Please forgive the drivel that is coming out of my mouth. “Well, it’s an occupation that doesn’t carry much risk, and as I’ve got a wife and two kids at home, it’s the perfect job for me, though admittedly, it’s a bit boring, not many people would try to break in this building to begin with, seeing as most of the projects being done here are highly experimental and a tad dangerous. Oh, but don’t you worry, little lady, you’ll be just fine, I get the feeling you can take good care of yourself when the needs comes.”

How about even when it’s unneeded? Suppressing the evil grin that threatened to overcome her ditzy smile, Rydia looked down at the floor, feigning shyness, even turning her feet from side to side nervously, whilst trying to keep her homicidal nature dormant, it wouldn’t do to have come so far and merely succeed 75% of the way. Pressing the floor button she would need while leaning against the open elevator doors, Ted grinned, reaching out and mussing Rydia’s hair through her hat affectionately.

Going…his hand clamped tighter, completely usurping the hat completely, and as it fell to the floor…going…Ted laughed and tilting her face upwards, fixed Rydia’s hair, as much was possible…gone! Gasping as Rydia’s expression changed from carefully blank to pure venom, the security guard stumbled backward, tripping on his own feet and as the elevator doors began closing, Rydia laughed manically as a silenced gunshot cut through the air.

Lifting the gun lovingly and blowing upon the slightly smoking muzzle, Rydia smirked evilly, though her eyes showed a hint of red, indicating her inner rage was not yet spent. “No one fucks with my hair without my permission,” She growled out lowly, entertaining fantasies on how further Ted the security guard could have been punished for such an offense. When applause rang out from behind her, Rydia’s grin widened and she bowed widely, one arm going to cover her waist, when Suzu leapt upon her and knocked her to the ground, Rydia laughed and hugged her friend briefly.

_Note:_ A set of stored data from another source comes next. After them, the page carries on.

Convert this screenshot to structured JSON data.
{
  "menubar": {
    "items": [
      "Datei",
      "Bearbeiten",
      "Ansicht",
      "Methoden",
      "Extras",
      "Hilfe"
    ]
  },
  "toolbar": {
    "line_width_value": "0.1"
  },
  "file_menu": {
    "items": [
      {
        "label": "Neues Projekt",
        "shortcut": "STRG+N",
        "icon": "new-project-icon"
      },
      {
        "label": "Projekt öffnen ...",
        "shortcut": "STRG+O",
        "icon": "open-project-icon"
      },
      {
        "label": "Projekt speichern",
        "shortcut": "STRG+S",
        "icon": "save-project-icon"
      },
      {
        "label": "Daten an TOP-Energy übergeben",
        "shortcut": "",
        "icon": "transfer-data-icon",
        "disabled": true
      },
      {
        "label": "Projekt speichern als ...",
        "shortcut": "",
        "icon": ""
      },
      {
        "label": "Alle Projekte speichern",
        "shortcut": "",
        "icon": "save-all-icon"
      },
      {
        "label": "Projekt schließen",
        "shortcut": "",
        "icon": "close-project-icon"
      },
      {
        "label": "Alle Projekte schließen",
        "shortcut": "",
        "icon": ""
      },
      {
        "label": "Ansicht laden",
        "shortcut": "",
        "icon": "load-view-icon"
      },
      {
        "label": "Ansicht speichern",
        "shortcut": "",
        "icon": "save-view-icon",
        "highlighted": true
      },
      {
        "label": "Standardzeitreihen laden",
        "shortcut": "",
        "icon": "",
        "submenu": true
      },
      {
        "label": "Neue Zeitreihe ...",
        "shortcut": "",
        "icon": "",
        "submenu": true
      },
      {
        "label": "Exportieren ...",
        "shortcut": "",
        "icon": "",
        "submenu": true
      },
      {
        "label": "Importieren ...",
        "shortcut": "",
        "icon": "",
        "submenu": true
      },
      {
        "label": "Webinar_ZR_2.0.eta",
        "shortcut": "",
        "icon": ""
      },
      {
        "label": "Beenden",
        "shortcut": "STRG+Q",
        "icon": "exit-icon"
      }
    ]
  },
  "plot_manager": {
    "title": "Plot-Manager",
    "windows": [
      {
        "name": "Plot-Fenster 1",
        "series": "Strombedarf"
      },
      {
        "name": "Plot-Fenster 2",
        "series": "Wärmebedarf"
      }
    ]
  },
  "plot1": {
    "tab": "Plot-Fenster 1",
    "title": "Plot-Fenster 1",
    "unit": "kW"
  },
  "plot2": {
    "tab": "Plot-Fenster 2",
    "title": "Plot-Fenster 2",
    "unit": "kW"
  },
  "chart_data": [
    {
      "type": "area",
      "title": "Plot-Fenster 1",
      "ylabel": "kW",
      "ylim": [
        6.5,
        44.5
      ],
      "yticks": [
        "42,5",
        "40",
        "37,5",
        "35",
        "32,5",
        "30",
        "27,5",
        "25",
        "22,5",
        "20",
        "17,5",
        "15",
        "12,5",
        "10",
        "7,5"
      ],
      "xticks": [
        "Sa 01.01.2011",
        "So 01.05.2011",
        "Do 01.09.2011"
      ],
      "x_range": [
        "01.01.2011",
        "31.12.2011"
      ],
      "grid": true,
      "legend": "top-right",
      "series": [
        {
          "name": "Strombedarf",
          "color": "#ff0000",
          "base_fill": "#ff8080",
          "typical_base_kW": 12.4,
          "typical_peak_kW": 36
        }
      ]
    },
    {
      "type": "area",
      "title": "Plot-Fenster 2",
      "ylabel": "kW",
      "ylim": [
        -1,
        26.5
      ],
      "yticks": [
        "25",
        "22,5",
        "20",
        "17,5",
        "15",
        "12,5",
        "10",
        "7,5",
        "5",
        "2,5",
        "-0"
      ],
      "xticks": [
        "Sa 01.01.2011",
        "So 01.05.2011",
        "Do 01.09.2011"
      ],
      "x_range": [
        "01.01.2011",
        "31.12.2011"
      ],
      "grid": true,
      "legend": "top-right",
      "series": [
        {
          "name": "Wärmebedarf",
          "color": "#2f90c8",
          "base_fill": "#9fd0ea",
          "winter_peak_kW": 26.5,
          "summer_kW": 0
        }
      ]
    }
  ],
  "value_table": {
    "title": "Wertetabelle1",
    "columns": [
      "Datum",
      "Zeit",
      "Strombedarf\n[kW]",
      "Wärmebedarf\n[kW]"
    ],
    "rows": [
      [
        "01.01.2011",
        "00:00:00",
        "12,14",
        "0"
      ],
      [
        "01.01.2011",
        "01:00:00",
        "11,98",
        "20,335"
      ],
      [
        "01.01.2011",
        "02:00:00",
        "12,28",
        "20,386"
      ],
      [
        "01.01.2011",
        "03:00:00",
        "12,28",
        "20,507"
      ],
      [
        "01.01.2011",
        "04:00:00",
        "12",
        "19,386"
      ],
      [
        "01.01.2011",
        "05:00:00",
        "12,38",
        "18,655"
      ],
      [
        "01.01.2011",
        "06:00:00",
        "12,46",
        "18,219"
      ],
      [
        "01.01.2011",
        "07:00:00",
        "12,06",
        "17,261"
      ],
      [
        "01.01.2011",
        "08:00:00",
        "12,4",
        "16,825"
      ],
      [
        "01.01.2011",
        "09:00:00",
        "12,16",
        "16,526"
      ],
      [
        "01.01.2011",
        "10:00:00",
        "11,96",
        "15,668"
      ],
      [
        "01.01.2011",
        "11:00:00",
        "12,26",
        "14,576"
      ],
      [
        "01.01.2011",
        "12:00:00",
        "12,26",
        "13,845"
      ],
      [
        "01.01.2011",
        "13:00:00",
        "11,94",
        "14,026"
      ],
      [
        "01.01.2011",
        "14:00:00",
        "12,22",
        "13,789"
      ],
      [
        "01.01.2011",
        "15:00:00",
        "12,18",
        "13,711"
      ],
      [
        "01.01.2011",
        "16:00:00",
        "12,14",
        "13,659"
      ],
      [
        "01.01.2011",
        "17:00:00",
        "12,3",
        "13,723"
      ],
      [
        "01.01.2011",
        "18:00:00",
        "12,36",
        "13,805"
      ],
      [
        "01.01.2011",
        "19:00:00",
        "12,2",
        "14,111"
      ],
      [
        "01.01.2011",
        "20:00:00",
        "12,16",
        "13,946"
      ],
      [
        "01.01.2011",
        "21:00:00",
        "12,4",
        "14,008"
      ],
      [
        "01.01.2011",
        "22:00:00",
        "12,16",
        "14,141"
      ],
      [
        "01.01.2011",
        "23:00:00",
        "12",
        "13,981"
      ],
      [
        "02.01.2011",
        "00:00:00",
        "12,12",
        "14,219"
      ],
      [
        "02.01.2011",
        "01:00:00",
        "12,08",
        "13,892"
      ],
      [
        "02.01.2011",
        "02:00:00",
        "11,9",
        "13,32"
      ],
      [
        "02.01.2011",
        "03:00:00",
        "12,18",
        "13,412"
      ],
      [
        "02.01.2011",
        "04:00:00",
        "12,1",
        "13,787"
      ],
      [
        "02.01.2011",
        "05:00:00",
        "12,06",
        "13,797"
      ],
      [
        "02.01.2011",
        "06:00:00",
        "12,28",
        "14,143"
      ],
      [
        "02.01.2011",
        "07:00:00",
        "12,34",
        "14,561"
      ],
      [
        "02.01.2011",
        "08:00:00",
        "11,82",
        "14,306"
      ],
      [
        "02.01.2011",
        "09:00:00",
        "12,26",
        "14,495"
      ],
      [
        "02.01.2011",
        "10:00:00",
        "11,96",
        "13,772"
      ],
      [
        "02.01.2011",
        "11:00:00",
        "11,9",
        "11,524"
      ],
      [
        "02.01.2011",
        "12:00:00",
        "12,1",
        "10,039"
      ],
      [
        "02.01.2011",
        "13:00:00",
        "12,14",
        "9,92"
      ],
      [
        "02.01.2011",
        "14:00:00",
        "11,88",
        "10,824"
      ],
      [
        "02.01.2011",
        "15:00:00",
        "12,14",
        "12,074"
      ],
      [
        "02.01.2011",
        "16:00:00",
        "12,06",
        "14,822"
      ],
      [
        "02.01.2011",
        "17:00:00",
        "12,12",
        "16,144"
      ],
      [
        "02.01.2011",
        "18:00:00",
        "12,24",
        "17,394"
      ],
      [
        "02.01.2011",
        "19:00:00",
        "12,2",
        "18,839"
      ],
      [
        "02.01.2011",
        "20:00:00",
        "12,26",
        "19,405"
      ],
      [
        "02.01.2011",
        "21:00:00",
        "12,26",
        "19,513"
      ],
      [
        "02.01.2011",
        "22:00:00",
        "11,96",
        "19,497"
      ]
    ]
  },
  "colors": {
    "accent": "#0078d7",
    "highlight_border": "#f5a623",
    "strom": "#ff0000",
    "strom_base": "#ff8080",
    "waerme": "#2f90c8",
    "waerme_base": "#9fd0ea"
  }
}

Coming to her feet again, Rydia tucked her gun back into her pocket and as HAX, and Blade joined her in the elevator as well, straightened her hair, kicking the vile pizza cap into the hole between the elevator and floor once the doors opened before her. “Golly, Rydia, you played that part so well, maybe you’ve got a bit of a ditz in you after all.” Finding a gun barrel suddenly pointed his way, HAX backed up a step and coughed into his hand, “I only meant you performed well.”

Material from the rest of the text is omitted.